Él parecía incómodo, algo raro en él, y al fin suspiró.

– ¿Sigues pensando que el hombre que te atacó te resulta familiar?

– Sí -no le sorprendió que él supiera eso. Podía haberse enterado por Gus o Carine; o por muchos policías distintos-. Sigo intentando recordar dónde lo he visto antes. He revisado mis conocidos de la universidad, los casos de fugitivos en los que he trabajado… todo lo que se me ocurre. Hasta el momento, sin éxito.

– No es tu trabajo encontrar a ese hombre. Si los investigadores de New Hampshire quieren tu ayuda, te la pedirán -Nate la miró más con la autoridad que le confería su trabajo que con afecto fraternal-. Eso lo entiendes, ¿verdad?

– ¿Se ha quejado alguien de mí?

– No se ha quejado nadie. Pero te conozco y tienes que ser lista. Ser paciente.

Mackenzie tomó su café, y lo miró con frialdad.

– ¿Tú fuiste muy listo y paciente cuando te dispararon?

Casi un año y medio antes, un francotirador les había disparado a su compañero, hermano mellizo de su mujer, y a él en el Central Park de Nueva York. La herida de bala de Nate, un rasguño en el hombro, tenía poca importancia, pero él no había dejado la investigación al FBI ni a sus colegas del Servicio de Marshals, sino que se había empleado a fondo en ella. Como resultado, había conocido a Sarah Dunnemore y renunciado a su vida solitaria para abrirse a la idea de formar una familia y a todos los riesgos que ello conllevaba y que él, huérfano a los siete años, conocía mejor que nadie.

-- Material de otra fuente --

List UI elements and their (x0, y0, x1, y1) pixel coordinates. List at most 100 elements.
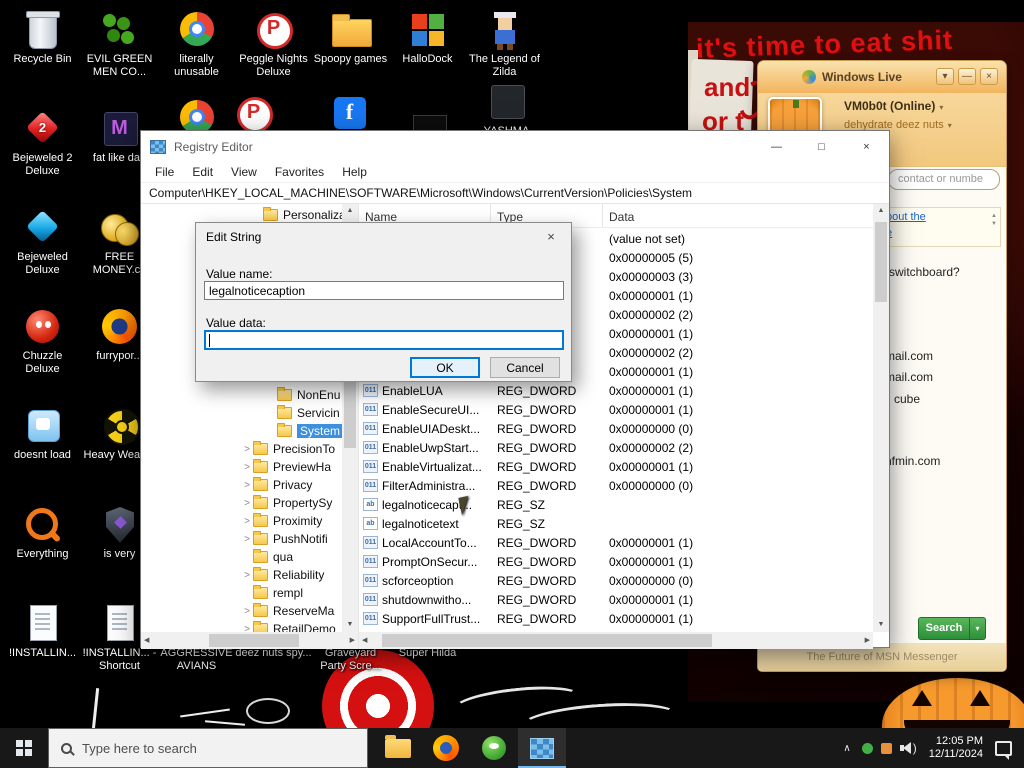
dialog-close-button[interactable]: × (541, 229, 561, 244)
ad-link[interactable]: bout the (886, 211, 1000, 224)
desktop-icon-chuzzle-deluxe[interactable]: Chuzzle Deluxe (4, 305, 81, 376)
contact-search-field[interactable]: contact or numbe (888, 169, 1000, 190)
tree-item-system[interactable]: System (141, 422, 342, 440)
registry-row-scforceoption[interactable]: scforceoption REG_DWORD 0x00000000 (0) (359, 571, 873, 590)
scroll-down-icon[interactable]: ▼ (878, 618, 885, 632)
desktop-icon-spoopy-games[interactable]: Spoopy games (312, 8, 389, 66)
tray-chevron-icon[interactable]: ∧ (840, 743, 853, 754)
expand-icon[interactable]: > (241, 480, 253, 491)
search-input[interactable] (82, 740, 332, 756)
messenger-titlebar[interactable]: Windows Live ▾ — × (758, 61, 1006, 93)
address-bar[interactable]: Computer\HKEY_LOCAL_MACHINE\SOFTWARE\Mic… (141, 183, 889, 204)
registry-row-enablesecureui[interactable]: EnableSecureUI... REG_DWORD 0x00000001 (1) (359, 400, 873, 419)
menu-view[interactable]: View (222, 165, 266, 179)
desktop-icon-peggle-nights-deluxe[interactable]: Peggle Nights Deluxe (235, 8, 312, 79)
scroll-down-icon[interactable]: ▼ (991, 220, 997, 228)
menu-favorites[interactable]: Favorites (266, 165, 333, 179)
scrollbar-thumb[interactable] (209, 634, 300, 647)
scroll-right-icon[interactable]: ▶ (350, 634, 355, 648)
desktop-icon-bejeweled-2-deluxe[interactable]: Bejeweled 2 Deluxe (4, 107, 81, 178)
desktop-icon-installin[interactable]: !INSTALLIN... (4, 602, 81, 660)
taskbar-clock[interactable]: 12:05 PM 12/11/2024 (925, 735, 987, 761)
desktop-icon-literally-unusable[interactable]: literally unusable (158, 8, 235, 79)
scroll-right-icon[interactable]: ▶ (865, 634, 870, 648)
scroll-up-icon[interactable]: ▲ (878, 204, 885, 218)
taskbar-search[interactable] (48, 728, 368, 768)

Pero, por lo que Mackenzie podía ver, no se arrepentía.

– No estamos hablando de mí -repuso con frialdad.

– Claro que no -sonrió Mackenzie, que había perdido el impulso de enfrentarse a él-. Tú no llevabas un bikini rosa cuando te dispararon.

Creyó detectar un brillo de regocijo en los ojos de él.

– Recuerdo ese bikini. Era difícil no verte en el agua.

– No creo que nuestro apuñalador me viera en el agua. La puerta del cobertizo estaba abierta. Sospecho que entró o salió cuando yo estaba bajo el agua. En cualquier caso, no lo vi y lo pillé por sorpresa. Intentó esconderse, pero acabó atacándome.

– ¿Podría haberse escabullido sin ser visto?

– Si hubiera esperado a que volviera a la casa, habría tenido más posibilidades. Se acurrucó en la espesura al lado del cobertizo. Yo lo oí antes de verlo. Eso está lleno de madreselva japonesa y a lo mejor se pinchó con algo. O vio una serpiente. O lo que fuera. El caso es que decidió echarse encima de mí.

– Tal vez él no tuviera un pensamiento tan organizado.

– La opinión general sigue siendo que nos atacó a la senderista y a mí al azar. Parecía salvaje, pero también en control de sí mismo. No puedo explicarlo.

– ¿Intuición?

– Si quieres llamarlo así -Mackenzie fue consciente de pronto de las dos décadas de experiencia de Nate como marshal comparadas con sus meses de entrenamiento y pocas semanas en su primer destino-. Tengo que acordarme de dónde lo he visto antes.

– La adrenalina puede hacerle cosas extrañas a la gente.

– Sé que puede que sea mi imaginación eso de que lo he visto antes, pero no lo creo.

– Puede ser un simple error. Mackenzie… -él se interrumpió-. Olvídalo. Tengo que irme -señaló la pistola de ella-. ¿Te sientes cómoda llevando eso al hombro?

– No. Necesito más tiempo para sacar el arma y… no sé, espero no acabar pegándome un tiro -bromeó ella.

– ¿Eras tan pelma como profesora?

– Más.

Conocía a Nate y a sus hermanas desde que podía recordar. En los meses horribles posteriores al accidente de su padre, Gus los llevaba por su casa junto con comida y ayudaban con las reparaciones que su madre y ella no podían hacer solas. Harry y Jill Winter habían muerto en Cold Ridge antes de que naciera Mackenzie, pero ella sabía que sus hijos, Nate, Antonia y Carine, habían sufrido una tragedia mucho peor que la suya. Se había mirado en ellos y se había dejado enseñar por ellos el camino a la supervivencia. Pero ninguno la había imaginado nunca como agente federal.